Denis Gaidashev says that many mathematicians have tried to solve the problem, but still, no one has managed to reach all the way to the answer. Even though many of those attempts have lead to calculations that could not be completed, some of them have interesting aspects that could be helpful in finding a solution.
- One of the most prominent mathematicians right now, Yakov Sinai, has proposed a new method, using something called renormalization. Renormalization means that we introduce an operator that relates solutions for a later point in time to a solution for a previous point. Sinai and his collaborators haven’t managed to solve the problem analytically, it was again very difficult. Now, what we are suggesting is to try to use computer aided proofs, as we do in our research group, CAPA, says Denis Gaidashev.
Does it mean that the part processed by the computer would be impossible for a human to calculate?
- Exactly. Some calculations would take a great amount of time, or they are simply impossible for a human to do. But today, there are techniques for programming proofs on a computer. What we plan to do is to implement a renormalization scheme on the computer and make it perform the difficult calculations for us.
How long will it take?
- Maybe two to four years.
Thanks to a new investment in Swedish mathematical research, Denis Gaidashev has received funds to hire a postdoctoral researcher to help him tackle the problem. So far, he has no particular person in mind, but it must be someone who can understand both renormalization and computer proofs.
Denis Gaidashev and the new post doctor will begin the search by making experiments with numerical simulations. If this gives results, it will be an indication that the problem can be solved in the way that he has intended.
- The simulations will operate within the framework of techniques that Yakov Sinai and his collaborators have proposed. We will not only take the system of equations and put it into a computer and see what it gives. No, we’ll have to program the renormalization operators and implement the whole technique.
Why did you choose this problem?
- Maybe because I have experience in renormalization and computer aided proofs. And I think that our group, CAPA, has a rather privileged opportunity to solve the problem in this way. There aren’t many specialists in the world who have the knowledge of both techniques, but we do.

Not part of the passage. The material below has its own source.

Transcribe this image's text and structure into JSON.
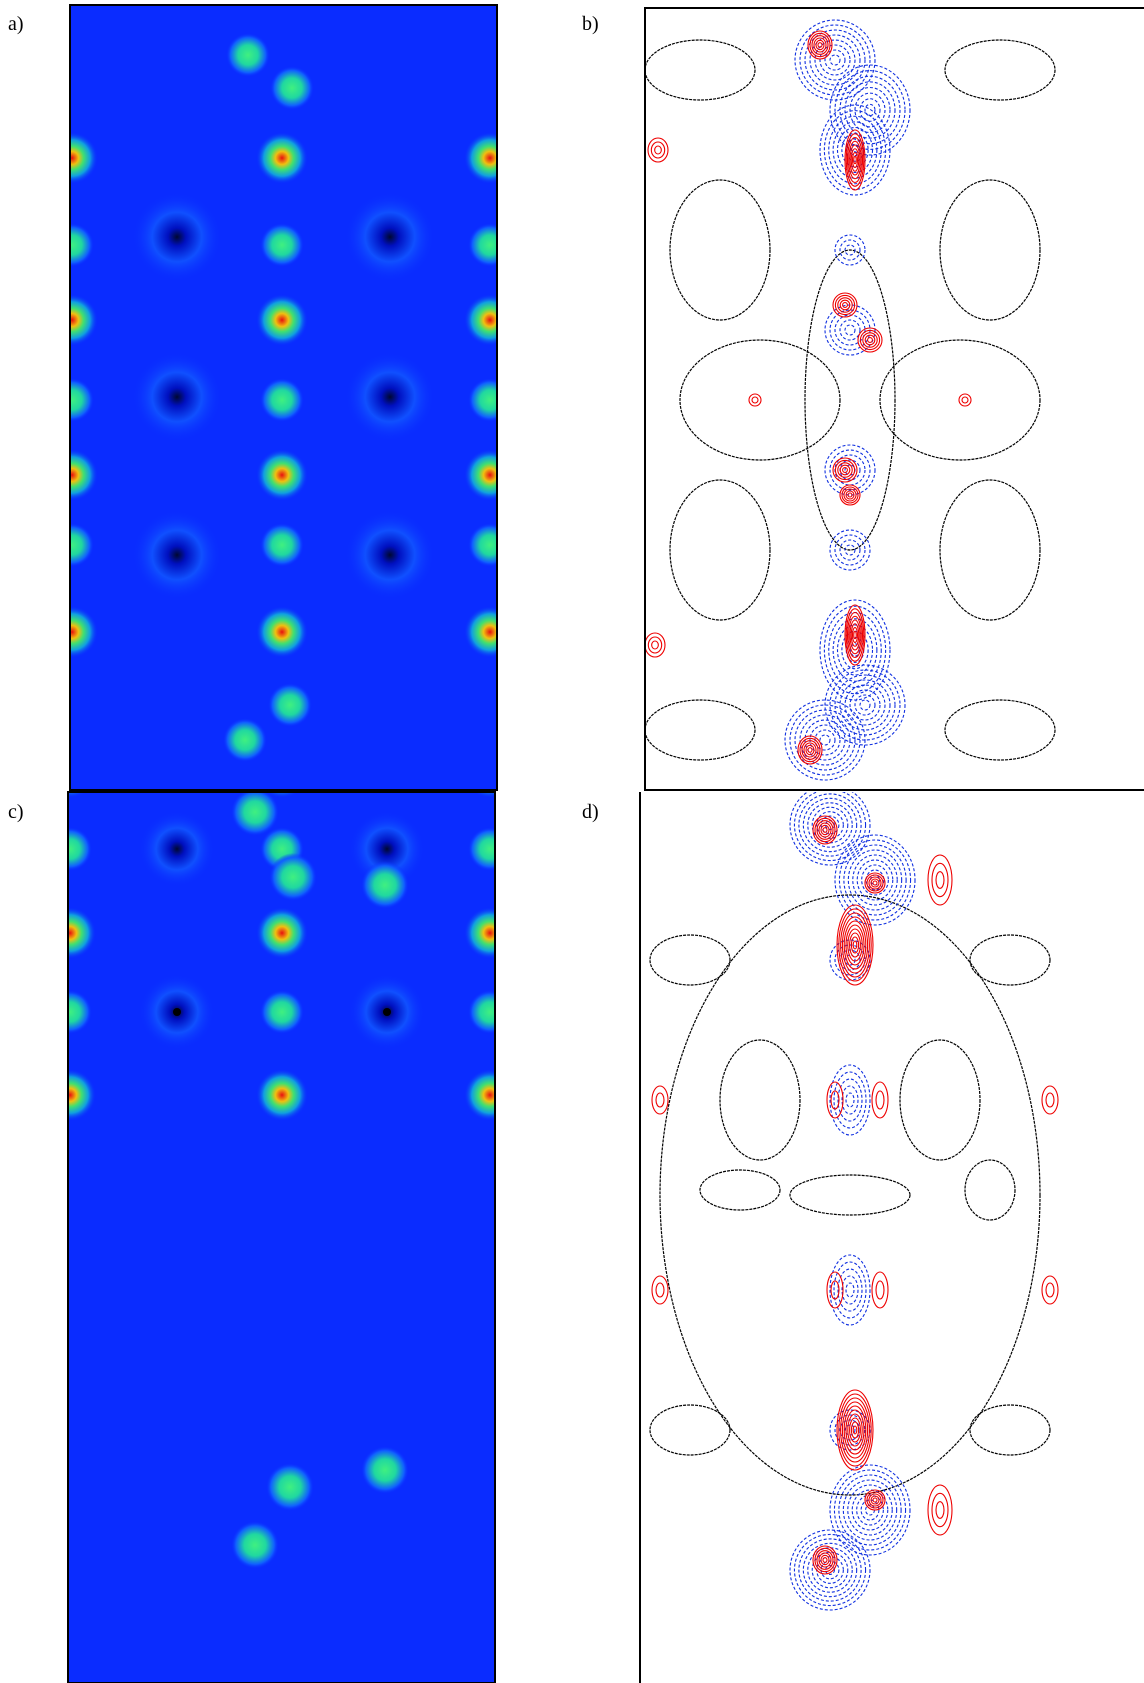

What will it mean for mathematics if you manage to solve the problem?
- First, I’d like to say that it's pretty optimistic to say that we can solve it. But if we do, I expect that some would rather like to see an analytical evidence, and maybe they won’t think that a computer aided proof could tell us much about the mathematical structure. On the other hand, just to answer the question if there are initial conditions for which energy is unlimited in finite time would be a success.
Denis Gaidashev thinks the answer to that question is yes. What it will mean for other disciplines if he succeeds is hard to predict. Hopefully, we’ll see in a few years.